You can save costs during testing using [mock responses](https://docs.litellm.ai/docs/completion/mock_requests):

In [None]:
response, cache_hit, call_log = completion(
    model="gpt-4o-mini",
    messages=[
        {"role": "system", "content": "You are a helpful assistant."},
        {"role": "user", "content": "What is the capital of Sweden?"}
    ],
    mock_response = "Stockholm"
)
response.choices[0].message.content

'Stockholm'

In [None]:
#|echo: false
show_doc(this_module.async_completion)

## async_completion *(async)*

```python
async_completion(
   model: str,
   messages: typing.List[typing.Dict[str, str]],
   *args,
   cache_enabled: bool,
   cache_path: typing.Union[str, pathlib.Path, NoneType],
   cache_key_prefix: typing.Optional[str],
   include_model_in_cache_key: bool,
   return_cache_key: bool,
   return_info: bool,
   enable_retries: bool,
   retry_on_exceptions: typing.Optional[list[Exception]],
   retry_on_all_exceptions: bool,
   max_retries: typing.Optional[int],
   retry_delay: typing.Optional[int],
   timeout: typing.Optional[int],
   **kwargs
)
```

---


In [None]:
#|export
async_completion = _llm_async_func_factory(
    func=litellm.acompletion,
    func_name="async_completion",
    func_cache_name="completion",
    module_name=__name__,
    cache_key_content_args=['messages', 'response_format'],
    retrieve_log_data=lambda model, func_kwargs, response, cache_args: {
        "method": "completion",
        "input_tokens": token_counter(model=model, messages=func_kwargs['messages'], **cache_args),
        "output_tokens": sum([token_counter(model=model, messages=[{'role': c.message.role, 'content': c.message.content}], **cache_args) for c in response.choices]),
        "cost": response._hidden_params['response_cost'],
    }
)

completion.__doc__ = """
This function is a wrapper around a corresponding function in the `litellm` library, see [this](https://docs.litellm.ai/docs/completion/input) for a full list of the available arguments.
""".strip()

sig = inspect.signature(async_completion)
sig = sig.replace(parameters=[
    Parameter("model", Parameter.POSITIONAL_OR_KEYWORD, annotation=str),
    Parameter("messages", Parameter.POSITIONAL_OR_KEYWORD, annotation=List[Dict[str, str]]),
    *sig.parameters.values()
])
async_completion.__signature__ = sig

In [None]:
response, cache_hit, call_log = await async_completion(
    model="gpt-3.5-turbo",
    messages=[
        {"role": "system", "content": "You are a helpful assistant."},
        {"role": "user", "content": "What is the capital of France?"}
    ],
)
response.choices[0].message.content

'The capital of France is Paris.'

In [None]:
#|hide
show_doc(this_module.single)

## single

```python
single(
   prompt: str,
   model: str | None,
   system: str | None,
   *args,
   multi: typing.Union[bool, typing.Dict, NoneType],
   return_full_response: bool,
   return_info: bool,
   **kwargs
)
```

Simplified chat completions designed for single-turn tasks like classification, summarization, or extraction. For a full list of the available arguments see the [documentation](https://docs.litellm.ai/docs/completion/input) for the `completion` function in `litellm`.
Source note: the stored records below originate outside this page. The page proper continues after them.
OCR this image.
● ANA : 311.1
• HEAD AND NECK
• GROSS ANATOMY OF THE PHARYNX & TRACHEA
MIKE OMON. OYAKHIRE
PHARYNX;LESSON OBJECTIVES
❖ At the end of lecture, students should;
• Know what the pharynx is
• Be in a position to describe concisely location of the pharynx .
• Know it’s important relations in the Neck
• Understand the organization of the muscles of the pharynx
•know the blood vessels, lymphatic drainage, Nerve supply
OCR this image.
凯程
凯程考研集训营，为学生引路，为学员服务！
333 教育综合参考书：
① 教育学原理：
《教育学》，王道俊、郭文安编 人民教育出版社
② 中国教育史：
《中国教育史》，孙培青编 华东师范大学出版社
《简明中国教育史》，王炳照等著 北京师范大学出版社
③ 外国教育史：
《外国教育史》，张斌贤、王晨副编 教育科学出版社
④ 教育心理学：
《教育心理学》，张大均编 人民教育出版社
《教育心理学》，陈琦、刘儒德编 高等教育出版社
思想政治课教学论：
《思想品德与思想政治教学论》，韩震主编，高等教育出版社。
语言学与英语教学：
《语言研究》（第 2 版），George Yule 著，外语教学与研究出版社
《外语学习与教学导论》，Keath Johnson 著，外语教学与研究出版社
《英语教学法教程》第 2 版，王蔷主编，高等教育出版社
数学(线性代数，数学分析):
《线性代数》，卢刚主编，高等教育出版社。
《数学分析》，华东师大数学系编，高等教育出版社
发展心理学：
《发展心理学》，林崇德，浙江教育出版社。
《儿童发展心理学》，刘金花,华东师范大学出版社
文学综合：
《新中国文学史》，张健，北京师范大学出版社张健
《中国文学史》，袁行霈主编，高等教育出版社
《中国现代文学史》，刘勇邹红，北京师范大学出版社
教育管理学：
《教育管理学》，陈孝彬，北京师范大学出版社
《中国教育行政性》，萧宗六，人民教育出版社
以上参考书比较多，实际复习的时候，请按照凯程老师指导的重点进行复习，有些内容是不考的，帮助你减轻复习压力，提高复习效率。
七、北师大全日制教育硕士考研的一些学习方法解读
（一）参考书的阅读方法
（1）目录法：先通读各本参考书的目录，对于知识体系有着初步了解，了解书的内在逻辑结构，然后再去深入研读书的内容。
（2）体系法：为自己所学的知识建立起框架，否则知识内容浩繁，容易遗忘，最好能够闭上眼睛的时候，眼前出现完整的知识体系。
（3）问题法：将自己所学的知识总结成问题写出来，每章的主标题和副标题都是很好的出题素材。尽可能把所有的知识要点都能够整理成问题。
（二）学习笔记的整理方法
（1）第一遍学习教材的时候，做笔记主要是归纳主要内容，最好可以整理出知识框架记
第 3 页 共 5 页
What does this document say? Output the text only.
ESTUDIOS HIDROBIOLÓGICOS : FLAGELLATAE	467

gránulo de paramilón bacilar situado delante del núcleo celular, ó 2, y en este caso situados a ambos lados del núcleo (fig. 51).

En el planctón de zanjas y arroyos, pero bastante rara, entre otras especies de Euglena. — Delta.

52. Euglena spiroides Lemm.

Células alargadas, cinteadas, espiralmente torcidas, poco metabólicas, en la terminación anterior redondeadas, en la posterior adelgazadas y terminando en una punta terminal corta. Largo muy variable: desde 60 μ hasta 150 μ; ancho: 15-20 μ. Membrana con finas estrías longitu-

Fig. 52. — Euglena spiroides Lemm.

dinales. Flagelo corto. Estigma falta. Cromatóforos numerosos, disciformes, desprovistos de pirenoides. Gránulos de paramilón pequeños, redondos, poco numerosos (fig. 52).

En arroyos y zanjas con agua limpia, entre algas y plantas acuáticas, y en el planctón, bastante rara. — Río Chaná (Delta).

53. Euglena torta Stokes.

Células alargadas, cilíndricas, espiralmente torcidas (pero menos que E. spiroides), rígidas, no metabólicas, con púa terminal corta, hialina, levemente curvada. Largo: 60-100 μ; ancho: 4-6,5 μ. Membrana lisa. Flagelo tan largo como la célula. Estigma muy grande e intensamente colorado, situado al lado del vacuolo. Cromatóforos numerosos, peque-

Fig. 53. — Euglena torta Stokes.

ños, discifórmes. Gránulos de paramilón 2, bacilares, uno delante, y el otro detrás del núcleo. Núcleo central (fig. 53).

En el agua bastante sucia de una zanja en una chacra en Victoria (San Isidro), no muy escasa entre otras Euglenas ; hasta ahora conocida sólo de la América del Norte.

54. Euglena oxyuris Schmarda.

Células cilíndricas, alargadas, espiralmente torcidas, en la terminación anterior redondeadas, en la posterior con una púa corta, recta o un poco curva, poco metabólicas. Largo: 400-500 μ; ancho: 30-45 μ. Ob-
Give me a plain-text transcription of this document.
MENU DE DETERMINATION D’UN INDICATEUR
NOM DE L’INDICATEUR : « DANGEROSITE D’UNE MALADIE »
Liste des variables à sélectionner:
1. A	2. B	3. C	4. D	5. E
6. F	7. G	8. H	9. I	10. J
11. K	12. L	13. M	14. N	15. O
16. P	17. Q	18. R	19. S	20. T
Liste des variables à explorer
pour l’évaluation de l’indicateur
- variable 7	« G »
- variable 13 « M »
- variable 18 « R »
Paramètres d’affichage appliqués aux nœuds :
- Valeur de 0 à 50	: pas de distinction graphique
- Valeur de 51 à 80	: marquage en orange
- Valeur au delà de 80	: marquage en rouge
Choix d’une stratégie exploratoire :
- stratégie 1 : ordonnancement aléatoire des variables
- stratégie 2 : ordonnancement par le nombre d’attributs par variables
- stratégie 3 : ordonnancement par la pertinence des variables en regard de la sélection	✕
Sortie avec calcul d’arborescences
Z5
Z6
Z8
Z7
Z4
If 'return_info' is set to True, the function returns a tuple of the response, cache hit status, and call log. If set to False, it returns only the response.
If 'multi' is provided, it should be a dictionary containing the model and messages from previous turns, allowing for multi-turn interactions. The function will append the new prompt to the existing messages.

---


In [None]:
#|exporti
def _get_msgs(orig_msgs, response):
    if len(response.choices) == 0: return orig_msgs
    msgs = orig_msgs.copy()
    # msgs.append(response.choices[0].message.model_dump())
    msgs.append({ 'role': response.choices[0].message.role, 'content': response.choices[0].message.content })
    return msgs

In [None]:
#|export
def single(
    prompt: str,
    model: str|None = None,
    system: str|None = None,
    *args,
    multi: bool|Dict|None = None,
    return_full_response: bool=False,
    return_info: bool=True,
    **kwargs,
):
    if system is None and multi is None: system = "You are a helpful assistant."
    if system is not None and type(multi) == dict: raise ValueError("Cannot provide `system` if already in multi-turn completion mode.")
    if multi: model = model or multi['model']
    
    if type(multi) == dict:
        messages = multi['messages'].copy() + [ {"role": "user", "content": prompt} ]
    else:
        messages = [
            {"role": "system", "content": system},
            {"role": "user", "content": prompt}
        ]
    
    if model is None: raise ValueError("`model` must be provided.")
    
    response, cache_hit, call_log = completion(model, messages, *args, **kwargs)
    
    res = response.choices[0].message.content if not return_full_response else response
    if multi is not None:
        res = res, {'model' : model, 'messages' : _get_msgs(messages, response)}
    
    return res, cache_hit, call_log if return_info else res
    
single.__name__ = "single"
single.__doc__ = """
Simplified chat completions designed for single-turn tasks like classification, summarization, or extraction. For a full list of the available arguments see the [documentation](https://docs.litellm.ai/docs/completion/input) for the `completion` function in `litellm`.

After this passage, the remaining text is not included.